I create a backstory for everything I do. And the backstory for that old man, you got to have a jumpsuit.

A ton of jumpsuits.

He's old. He's been doing this a long time. He doesn't care. He'd rather be out fishing. He's going to get this done quick, and he's doing it himself because he don't want to pay a professional to do it. And some of the best signs I ever acquired had that kind of overpainting done by that old man after a professional had done the original thing. And I love the tension between that and between decay and new, between earlier forms of communication and what we have now. It comes down to me wanting to tell a story, because I'm on a mission to convert people, which is what Jack’s doing too. We want to enhance how people look at the world.
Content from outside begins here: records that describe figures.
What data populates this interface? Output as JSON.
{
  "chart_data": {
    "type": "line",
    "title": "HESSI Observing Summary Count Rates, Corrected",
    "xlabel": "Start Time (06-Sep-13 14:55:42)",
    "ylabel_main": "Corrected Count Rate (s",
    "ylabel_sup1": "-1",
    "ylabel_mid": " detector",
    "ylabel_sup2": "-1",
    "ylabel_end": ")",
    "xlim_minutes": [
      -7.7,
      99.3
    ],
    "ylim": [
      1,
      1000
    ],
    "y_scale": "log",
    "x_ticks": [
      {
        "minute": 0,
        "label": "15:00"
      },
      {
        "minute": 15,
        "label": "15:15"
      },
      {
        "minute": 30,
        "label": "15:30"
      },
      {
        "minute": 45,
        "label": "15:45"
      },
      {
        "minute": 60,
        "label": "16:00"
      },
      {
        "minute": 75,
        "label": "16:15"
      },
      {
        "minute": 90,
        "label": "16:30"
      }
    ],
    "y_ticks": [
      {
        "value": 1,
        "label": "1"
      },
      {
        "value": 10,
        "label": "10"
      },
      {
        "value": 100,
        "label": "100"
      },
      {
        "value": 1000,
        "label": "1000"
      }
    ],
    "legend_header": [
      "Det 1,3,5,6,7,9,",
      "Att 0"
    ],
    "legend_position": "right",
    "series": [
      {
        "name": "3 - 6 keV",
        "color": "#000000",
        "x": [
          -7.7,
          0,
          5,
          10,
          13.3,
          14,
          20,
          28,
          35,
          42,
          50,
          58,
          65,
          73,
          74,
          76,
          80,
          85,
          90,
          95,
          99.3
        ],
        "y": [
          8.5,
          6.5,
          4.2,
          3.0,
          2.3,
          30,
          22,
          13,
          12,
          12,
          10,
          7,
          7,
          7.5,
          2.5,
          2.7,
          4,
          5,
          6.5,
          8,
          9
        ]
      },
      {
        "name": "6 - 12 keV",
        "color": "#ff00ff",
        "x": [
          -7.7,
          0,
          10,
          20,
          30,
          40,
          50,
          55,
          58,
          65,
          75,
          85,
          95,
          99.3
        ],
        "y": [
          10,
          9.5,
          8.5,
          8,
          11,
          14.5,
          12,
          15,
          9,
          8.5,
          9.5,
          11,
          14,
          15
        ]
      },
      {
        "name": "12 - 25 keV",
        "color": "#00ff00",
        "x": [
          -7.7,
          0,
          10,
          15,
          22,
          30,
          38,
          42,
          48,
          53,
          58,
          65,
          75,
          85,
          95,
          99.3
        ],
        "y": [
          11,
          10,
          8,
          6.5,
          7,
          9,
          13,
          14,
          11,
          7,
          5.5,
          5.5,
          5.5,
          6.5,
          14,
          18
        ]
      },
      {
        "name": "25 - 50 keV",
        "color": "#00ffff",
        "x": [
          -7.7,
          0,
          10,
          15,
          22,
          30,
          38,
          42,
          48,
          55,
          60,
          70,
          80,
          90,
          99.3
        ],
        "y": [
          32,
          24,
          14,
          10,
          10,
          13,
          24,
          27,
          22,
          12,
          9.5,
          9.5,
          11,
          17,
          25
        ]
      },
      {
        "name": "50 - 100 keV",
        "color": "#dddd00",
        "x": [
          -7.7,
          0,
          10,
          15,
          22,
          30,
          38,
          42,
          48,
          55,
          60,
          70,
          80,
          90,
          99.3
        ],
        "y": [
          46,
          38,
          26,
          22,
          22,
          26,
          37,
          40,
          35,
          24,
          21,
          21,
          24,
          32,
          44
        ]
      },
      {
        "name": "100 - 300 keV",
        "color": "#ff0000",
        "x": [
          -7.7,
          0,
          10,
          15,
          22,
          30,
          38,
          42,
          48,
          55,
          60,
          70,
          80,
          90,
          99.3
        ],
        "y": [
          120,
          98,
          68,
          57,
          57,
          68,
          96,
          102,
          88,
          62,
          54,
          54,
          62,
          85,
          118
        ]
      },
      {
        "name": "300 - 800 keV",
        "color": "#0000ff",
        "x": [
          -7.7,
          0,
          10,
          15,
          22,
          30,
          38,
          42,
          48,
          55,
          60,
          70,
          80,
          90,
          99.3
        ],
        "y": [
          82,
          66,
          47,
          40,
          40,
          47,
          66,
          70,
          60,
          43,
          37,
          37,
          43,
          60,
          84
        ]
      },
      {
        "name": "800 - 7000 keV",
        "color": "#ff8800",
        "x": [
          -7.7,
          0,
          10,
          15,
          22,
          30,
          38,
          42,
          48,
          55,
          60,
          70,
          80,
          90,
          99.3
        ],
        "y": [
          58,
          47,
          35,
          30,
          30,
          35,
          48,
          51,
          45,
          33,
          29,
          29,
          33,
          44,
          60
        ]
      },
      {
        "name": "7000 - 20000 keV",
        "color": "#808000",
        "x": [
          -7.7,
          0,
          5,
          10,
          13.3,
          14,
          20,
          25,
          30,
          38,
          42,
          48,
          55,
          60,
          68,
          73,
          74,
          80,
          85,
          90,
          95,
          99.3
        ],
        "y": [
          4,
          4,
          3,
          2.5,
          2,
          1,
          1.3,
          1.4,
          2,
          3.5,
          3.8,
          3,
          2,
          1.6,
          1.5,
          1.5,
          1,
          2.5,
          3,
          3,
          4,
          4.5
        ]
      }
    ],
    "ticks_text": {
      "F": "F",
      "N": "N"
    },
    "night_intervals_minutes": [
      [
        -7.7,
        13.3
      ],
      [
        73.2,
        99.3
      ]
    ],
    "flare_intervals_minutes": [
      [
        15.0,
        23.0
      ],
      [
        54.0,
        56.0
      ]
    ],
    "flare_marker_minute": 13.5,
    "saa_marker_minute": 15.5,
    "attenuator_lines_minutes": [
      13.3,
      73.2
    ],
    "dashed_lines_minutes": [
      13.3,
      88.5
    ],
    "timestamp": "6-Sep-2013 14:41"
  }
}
You're trying to give them maybe a depth of view. Enhance who they already are. I think it's about deepening richness. Enriching. Making everything you have richer by having this organic experience.

You’re trying to present something that is beautiful and compelling. One of the things I tell people is that it’s not that much harder to do a good job. In France there’s this idea of patrimony, which to me is everything we make contributes to the soul of France. This doesn’t quite exist in America anymore; we lost that here. Everybody's short sighted, going for the profit. Planned obsolescence. It’s not about overthinking it – it just needs to look right, work, do its job in an aesthetic, meaningful, authentic way. And the only way you can make something look authentic is to make it that way. I used to joke that my signs look handmade because they are handmade. No computers were harmed in the making of this sign. I can't quite say that anymore.

Going back to France, I love what you said about work contributing to the soul of a place.

And that was why I was very excited when Gail and I together came up with this idea of, let's get the Playboys over here. This will be fucking theater. It's going to blow their minds. The whole thing went great. We were a traveling circus and it went flawlessly. And it was exactly what I wanted it to be and thought it could be both for us and for them. The town's still talking about it over there.